History is littered with tales of interesting movies that never quite got made. Orson Welles wanted to make Hearts of Darkness before he instead turned to the concept that became Citizen Kane. George Miller came really close to directing a Justice League years before Zack Snyder; it would have starred Armie Hammer and Adam Brody. Alejandro Jodorowsky’s epic vision of Dune, which was explored at length in the documentary Jodorowsky’s Dune, still fascinates fans to this day.

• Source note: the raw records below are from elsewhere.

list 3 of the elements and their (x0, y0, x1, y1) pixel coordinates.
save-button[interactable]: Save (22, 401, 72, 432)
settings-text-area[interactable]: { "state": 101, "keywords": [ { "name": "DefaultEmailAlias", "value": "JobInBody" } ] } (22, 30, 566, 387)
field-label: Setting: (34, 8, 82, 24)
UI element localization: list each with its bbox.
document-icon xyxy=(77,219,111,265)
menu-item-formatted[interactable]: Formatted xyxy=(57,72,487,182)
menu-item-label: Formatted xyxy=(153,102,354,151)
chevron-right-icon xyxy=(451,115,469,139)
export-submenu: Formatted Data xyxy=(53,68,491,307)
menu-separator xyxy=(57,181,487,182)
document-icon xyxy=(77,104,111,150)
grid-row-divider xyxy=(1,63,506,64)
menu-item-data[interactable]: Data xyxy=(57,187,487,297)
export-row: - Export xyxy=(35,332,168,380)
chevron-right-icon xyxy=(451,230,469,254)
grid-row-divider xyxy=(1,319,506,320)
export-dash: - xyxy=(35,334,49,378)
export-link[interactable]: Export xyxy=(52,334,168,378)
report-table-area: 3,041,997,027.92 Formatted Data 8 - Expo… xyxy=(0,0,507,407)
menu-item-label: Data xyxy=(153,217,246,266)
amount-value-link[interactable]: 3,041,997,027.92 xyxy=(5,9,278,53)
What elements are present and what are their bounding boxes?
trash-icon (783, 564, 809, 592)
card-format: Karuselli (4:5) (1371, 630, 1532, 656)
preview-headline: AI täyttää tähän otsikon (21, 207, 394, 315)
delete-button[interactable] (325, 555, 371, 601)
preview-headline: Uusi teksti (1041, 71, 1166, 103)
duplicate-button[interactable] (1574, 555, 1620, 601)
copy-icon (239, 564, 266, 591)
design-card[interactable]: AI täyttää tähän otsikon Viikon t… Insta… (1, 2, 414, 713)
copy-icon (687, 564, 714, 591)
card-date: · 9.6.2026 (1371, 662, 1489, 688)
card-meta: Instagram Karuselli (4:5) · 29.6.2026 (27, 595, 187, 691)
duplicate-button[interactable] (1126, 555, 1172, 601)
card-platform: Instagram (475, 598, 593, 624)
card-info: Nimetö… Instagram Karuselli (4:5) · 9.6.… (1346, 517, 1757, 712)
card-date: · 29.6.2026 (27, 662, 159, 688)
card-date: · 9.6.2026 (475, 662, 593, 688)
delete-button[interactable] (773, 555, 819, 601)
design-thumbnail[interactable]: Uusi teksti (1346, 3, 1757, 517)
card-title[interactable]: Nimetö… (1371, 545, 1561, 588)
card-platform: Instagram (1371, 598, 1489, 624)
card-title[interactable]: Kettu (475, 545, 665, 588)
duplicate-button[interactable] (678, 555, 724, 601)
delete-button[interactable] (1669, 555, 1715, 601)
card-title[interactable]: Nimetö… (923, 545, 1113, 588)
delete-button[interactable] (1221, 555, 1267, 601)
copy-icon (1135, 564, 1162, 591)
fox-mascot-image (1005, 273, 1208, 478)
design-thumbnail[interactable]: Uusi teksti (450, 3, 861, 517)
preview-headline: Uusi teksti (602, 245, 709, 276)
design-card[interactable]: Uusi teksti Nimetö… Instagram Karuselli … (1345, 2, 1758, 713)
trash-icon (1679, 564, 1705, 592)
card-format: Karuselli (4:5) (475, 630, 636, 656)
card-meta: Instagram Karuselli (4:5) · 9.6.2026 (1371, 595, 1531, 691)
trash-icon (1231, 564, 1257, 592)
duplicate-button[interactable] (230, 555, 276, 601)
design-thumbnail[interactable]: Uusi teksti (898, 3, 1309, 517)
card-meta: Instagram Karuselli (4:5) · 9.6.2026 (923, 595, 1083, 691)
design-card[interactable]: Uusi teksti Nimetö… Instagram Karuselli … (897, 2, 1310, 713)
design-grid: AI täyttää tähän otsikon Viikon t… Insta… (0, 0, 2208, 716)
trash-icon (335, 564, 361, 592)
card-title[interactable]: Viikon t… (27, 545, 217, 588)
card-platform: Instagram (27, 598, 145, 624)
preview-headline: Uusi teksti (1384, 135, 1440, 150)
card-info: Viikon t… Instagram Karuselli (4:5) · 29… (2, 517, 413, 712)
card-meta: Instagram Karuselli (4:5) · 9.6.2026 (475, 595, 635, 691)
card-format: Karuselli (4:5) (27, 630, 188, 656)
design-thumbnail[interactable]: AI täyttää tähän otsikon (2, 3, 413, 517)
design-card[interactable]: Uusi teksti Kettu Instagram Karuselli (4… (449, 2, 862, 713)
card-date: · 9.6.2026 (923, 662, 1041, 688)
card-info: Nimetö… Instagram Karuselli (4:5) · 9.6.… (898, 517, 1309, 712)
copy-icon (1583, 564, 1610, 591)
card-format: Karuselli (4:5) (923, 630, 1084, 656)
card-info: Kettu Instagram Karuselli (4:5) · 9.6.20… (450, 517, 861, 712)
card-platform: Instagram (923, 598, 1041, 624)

You do hear about these tantalizing what-ifs from time to time. In Kevin Smith’s new book Kevin Smith’s Secret Stash: The Definitive Visual History, he reveals one such project that I, at least, had never heard of before. It turns out that there was a time in the early 2000s where he and his producers at Dimension Films were considering making a horror comedy featuring his stalwart characters Jay and Silent Bob and a variety of movie monsters, including Halloween’s Michael Myers.

The idea came about during production of Smith’s 2001 film Jay and Silent Bob Strike Back, which was full of Hollywood cameos (Ben Affleck and Matt Damon appear as themselves) and tons of meta in-jokes about moviemaking (they’re producing Good Will Hunting 2: Hunting Season). Smith says that Dimension chairman Bob Weinstein was a big fan of the old Hope and Crosby Road To movies and Abbott and Costello comedies, which were also littered with cameos and inside baseball humor. So Weinstein “kept trying to shape Jay and Silent Bob Strike Back in that direction.”

Miramax

During post-production, he went even further. According to Smith, that’s when Weinstein pitched him an idea predicated on the notion that Abbott and Costello had had several hits later in their careers teaming with various Universal Monsters like Frankenstein and the Wolf Man.

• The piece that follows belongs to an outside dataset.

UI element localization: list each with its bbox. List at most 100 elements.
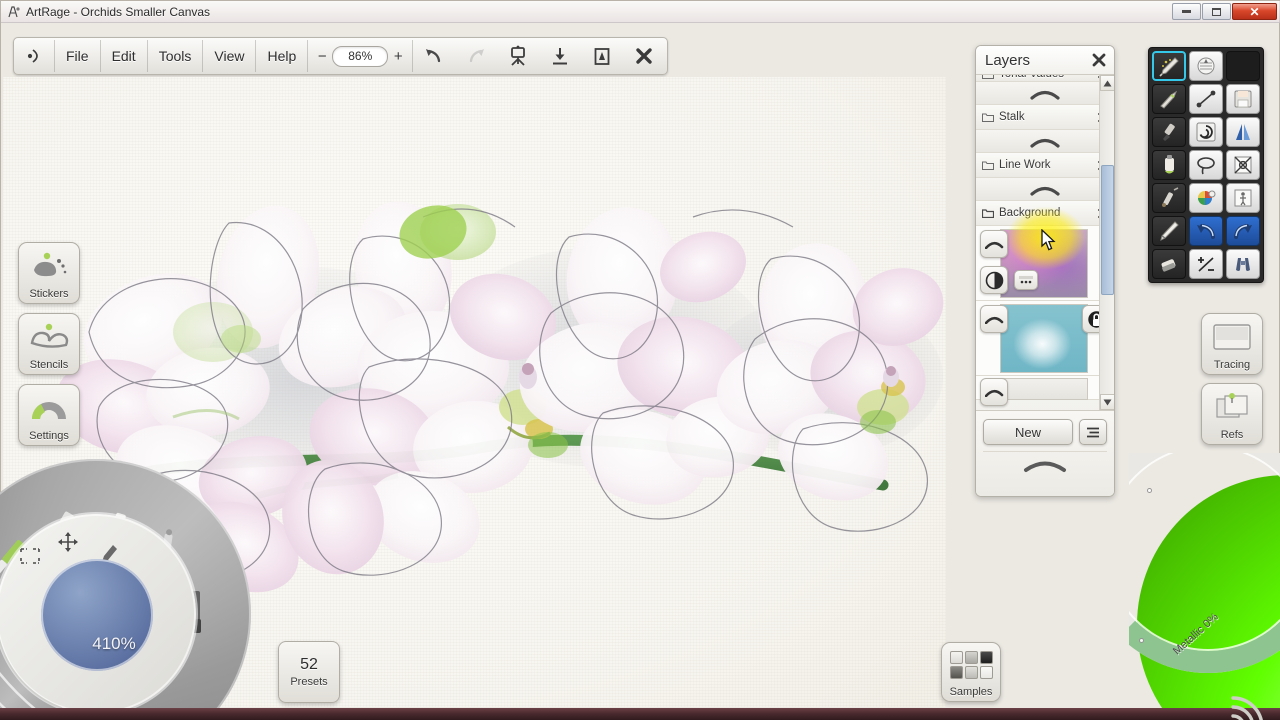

“That’s what we have to do with Jay and Silent Bob,” Weinstein insisted.

“Dimension didn’t have the rights to the Universal Monsters,” Smith continues “but it did have Pinhead from Hellraiser, Michael Myers from Halloween, and the kids from Children of the Corn. So Bob wanted me to write a movie where Jay and Silent Bob meet all these monsters.”

Smith says he turned Weinstein down because he wanted to return to “the business of serious filmmaking” after Jay and Silent Bob Strike Back. (His next movie turned out to be Jersey Girl, not a hit but certainly an attempt at a more serious style of filmmaking.) Smith later told Affleck about Bob Weinstein’s offer, and after they shared a laugh, Affleck told him “That movie would make $100 million. It’s so stupid it would absolutely f—ing work. You should think about doing it.”

But Smith didn’t listen. He did eventually revive the Jay and Silent Bob characters, though, first in 2006’s Clerks II, and then in 2019’s Jay and Silent Bob Reboot. (They will appear again in the upcoming Clerks III.) And Affleck’s assessment of the material sounds right; very stupid — but possibly very entertaining. And really, it could have done no harm to the Jay and Bob characters.

The Abbott and Costello movies certainly didn’t hurt the Universal Monsters, either. Tthose characters continued to get new films down through the decades. People loved laughing at Abbott and Costello Meet Frankenstein and then they were scared all over again in The Curse of Frankenstein. If you can honestly say you don’t want to live in a world where Jason Mewes told Pinhead “Snootchie bootchies!” you’re a better person than I.

Kevin Smith’s Secret Stash is on sale now. There are many more stories like this in there; it’s a pretty enlightening read for any Kevin Smith fan.